Forest certification under the Forest Stewardship Council (FSC) has been surrounded by controversy since its inception. Most of the controversy has been generated by activist organisations publicly attacking private sector forest operators that are implementing FSC certification. There are no other industrial standards or environmental management standards that are subject to as much controversy.

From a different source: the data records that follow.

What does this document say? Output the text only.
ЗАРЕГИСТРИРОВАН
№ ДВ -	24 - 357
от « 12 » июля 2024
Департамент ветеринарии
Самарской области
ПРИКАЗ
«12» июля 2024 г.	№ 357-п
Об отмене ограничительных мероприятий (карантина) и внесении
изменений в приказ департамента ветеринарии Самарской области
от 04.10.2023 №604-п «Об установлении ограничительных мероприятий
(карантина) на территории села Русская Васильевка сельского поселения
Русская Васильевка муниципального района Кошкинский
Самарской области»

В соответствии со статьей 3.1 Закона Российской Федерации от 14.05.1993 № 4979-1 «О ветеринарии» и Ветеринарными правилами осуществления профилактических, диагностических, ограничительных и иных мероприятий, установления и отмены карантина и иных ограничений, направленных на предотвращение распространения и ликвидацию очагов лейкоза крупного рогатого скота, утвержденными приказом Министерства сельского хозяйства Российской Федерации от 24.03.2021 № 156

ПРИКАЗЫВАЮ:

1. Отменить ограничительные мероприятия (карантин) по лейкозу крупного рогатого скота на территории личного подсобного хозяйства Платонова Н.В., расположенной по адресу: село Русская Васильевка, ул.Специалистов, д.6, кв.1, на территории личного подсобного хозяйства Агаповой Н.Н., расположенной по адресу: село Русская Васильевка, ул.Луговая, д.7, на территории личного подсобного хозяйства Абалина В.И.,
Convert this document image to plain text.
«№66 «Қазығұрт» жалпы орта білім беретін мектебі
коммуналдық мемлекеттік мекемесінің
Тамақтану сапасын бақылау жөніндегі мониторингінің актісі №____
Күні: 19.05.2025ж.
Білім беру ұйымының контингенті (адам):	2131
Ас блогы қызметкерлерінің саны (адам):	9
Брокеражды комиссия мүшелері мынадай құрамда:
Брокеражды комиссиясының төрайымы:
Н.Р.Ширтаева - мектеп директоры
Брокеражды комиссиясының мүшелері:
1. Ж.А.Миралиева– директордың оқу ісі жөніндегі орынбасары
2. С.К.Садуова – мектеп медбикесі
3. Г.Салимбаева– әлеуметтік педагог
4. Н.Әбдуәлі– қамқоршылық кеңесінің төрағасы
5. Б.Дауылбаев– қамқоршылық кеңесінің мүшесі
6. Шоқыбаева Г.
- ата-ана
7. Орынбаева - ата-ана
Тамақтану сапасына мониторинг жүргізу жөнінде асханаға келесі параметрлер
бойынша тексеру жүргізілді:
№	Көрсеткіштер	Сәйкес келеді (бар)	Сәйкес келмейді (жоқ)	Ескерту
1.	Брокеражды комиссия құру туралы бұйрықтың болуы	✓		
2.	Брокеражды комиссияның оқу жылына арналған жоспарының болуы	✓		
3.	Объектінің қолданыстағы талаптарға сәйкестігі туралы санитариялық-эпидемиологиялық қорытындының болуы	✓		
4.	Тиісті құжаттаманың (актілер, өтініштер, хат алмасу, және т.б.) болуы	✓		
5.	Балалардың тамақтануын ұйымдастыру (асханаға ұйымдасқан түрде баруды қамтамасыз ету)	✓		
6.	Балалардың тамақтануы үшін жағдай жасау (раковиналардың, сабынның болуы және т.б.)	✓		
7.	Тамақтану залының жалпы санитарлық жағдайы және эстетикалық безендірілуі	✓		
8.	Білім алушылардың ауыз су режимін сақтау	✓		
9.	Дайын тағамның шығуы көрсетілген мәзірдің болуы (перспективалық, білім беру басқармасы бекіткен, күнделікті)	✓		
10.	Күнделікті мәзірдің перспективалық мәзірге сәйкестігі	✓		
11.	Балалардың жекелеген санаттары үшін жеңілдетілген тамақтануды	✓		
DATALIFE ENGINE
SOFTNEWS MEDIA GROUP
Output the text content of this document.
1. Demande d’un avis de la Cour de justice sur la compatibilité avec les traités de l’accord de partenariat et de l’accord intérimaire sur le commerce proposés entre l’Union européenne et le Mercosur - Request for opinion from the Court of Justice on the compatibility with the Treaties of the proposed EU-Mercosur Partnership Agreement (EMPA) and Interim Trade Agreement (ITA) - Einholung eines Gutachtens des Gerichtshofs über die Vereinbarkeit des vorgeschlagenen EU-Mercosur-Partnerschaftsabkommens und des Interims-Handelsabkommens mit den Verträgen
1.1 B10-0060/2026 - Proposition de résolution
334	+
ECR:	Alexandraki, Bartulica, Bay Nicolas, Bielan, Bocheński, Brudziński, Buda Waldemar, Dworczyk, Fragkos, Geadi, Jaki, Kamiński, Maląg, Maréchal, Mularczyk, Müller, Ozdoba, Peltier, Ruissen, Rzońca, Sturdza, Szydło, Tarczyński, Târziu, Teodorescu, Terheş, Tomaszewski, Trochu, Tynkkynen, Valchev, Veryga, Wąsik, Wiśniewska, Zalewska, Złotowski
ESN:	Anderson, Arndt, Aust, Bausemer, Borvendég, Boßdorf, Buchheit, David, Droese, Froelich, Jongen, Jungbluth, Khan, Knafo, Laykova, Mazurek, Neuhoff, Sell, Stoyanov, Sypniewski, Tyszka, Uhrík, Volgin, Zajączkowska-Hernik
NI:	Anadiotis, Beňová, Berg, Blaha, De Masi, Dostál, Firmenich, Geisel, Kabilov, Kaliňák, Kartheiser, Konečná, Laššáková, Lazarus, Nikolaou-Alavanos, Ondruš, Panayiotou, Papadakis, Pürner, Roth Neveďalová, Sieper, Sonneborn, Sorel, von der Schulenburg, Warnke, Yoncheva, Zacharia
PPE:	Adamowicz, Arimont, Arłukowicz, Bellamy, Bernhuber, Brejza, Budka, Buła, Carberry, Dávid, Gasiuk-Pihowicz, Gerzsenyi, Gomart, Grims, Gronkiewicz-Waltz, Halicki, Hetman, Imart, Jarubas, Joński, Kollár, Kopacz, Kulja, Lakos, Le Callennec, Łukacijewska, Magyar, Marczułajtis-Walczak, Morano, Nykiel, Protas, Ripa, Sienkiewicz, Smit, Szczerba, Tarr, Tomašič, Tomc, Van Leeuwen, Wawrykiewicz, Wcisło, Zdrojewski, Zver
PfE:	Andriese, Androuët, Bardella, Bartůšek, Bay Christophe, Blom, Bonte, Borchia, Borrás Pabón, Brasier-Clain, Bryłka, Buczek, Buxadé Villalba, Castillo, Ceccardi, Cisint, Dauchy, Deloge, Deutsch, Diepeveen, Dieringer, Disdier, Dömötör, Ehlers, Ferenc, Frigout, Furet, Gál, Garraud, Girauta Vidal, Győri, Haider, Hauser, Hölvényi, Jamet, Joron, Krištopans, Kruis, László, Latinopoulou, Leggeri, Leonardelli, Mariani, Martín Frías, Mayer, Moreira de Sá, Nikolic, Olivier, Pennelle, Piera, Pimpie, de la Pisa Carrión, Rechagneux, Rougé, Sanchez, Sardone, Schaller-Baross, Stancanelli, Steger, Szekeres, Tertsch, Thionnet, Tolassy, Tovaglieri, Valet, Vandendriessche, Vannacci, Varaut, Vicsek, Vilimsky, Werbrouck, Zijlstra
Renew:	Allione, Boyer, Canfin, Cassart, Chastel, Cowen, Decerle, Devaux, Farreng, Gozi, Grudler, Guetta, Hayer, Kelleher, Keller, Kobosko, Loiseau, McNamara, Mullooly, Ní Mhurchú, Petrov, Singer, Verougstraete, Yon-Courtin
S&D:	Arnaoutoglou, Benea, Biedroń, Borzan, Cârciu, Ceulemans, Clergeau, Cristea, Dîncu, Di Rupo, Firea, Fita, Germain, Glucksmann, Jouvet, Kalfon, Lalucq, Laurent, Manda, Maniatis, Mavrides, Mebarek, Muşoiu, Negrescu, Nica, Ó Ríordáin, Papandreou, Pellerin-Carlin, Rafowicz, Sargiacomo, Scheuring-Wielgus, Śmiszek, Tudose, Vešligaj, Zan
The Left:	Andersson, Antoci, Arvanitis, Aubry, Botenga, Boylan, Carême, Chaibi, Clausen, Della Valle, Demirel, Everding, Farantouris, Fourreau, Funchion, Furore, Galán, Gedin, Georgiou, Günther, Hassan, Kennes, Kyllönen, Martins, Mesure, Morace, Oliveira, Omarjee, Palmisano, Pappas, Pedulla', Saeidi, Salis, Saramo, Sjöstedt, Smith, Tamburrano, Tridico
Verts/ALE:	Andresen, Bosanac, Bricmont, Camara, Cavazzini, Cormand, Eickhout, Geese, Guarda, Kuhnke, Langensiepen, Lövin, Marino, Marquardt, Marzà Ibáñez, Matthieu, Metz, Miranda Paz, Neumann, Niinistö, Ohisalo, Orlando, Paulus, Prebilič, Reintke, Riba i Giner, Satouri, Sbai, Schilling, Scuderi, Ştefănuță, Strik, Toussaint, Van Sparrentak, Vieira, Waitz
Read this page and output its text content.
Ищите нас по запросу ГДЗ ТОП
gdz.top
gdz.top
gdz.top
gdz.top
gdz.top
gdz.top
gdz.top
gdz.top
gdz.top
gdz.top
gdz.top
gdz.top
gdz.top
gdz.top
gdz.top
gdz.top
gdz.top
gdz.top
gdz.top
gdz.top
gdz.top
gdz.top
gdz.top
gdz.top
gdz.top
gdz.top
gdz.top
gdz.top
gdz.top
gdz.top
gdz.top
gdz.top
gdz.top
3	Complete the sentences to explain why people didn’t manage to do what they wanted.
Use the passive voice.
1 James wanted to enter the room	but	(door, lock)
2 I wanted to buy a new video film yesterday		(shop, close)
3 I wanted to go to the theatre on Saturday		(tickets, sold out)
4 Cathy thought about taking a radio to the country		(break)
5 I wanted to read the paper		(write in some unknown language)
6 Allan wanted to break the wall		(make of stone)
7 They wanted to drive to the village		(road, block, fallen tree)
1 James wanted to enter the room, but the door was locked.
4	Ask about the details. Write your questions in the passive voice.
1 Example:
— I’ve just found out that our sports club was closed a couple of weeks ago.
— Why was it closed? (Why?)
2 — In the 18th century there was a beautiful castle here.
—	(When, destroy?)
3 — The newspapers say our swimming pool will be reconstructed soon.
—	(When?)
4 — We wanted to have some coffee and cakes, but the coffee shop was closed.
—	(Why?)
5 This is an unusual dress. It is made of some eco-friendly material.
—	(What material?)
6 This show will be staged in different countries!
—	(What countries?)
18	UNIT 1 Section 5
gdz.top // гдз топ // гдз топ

Industrial or environmental management standards should be robust, technically sound and impartial. But FSC is highly politicised. FSC’s politicisation and broader governance failings allow FSC to be used not so much as a system to promote sustainable forest management, but as a means to place prohibitive restrictions on forestry operators. This appears to undermine precisely what FSC should be trying to achieve: broader application of sustainable forest management.
Forest certification should serve to guarantee consumers that the products they are buying are certified under a system that adheres to robust principles, and guarantee producers that the standards they are complying with are impartial and apolitical. Part of this involves undertaking an approach to ongoing improvements in management and processes, and complying with best practice for standards and conformance.

Certification under the Forest Stewardship Council (FSC) cannot provide this guarantee.

FSC standards seek to achieve ‘responsible’ forestry — as opposed to SFM. This wording is deliberate, and it is not based on a consensus position; it reflects FSC attempt to regulate activities beyond the reasonable scope of a forestry certification scheme. FSC claims to be a member-based organisation that operates transparently and is based on consensus.

However, FSC’s governance structure places a great deal of arbitrary decision making authority into its executive, with no grounds for appeal.

FSC fails to meet several key requirements related to best practice in standard setting and conformance. There is no credible separation between its standard-setting body, its accreditation body and its umbrella accreditation organisation. This means that FSC is in a position to both set the standard and determine which certifiers are able to certify. Further, its role in its own umbrella accreditation organisation means it self-assesses its own impartiality.

There are also other elements within FSC that are of concern, namely that there is a lack of science in its standards, and that its executive can exercise arbitrary judgement over who may use the standard, regardless of whether they meet it or not.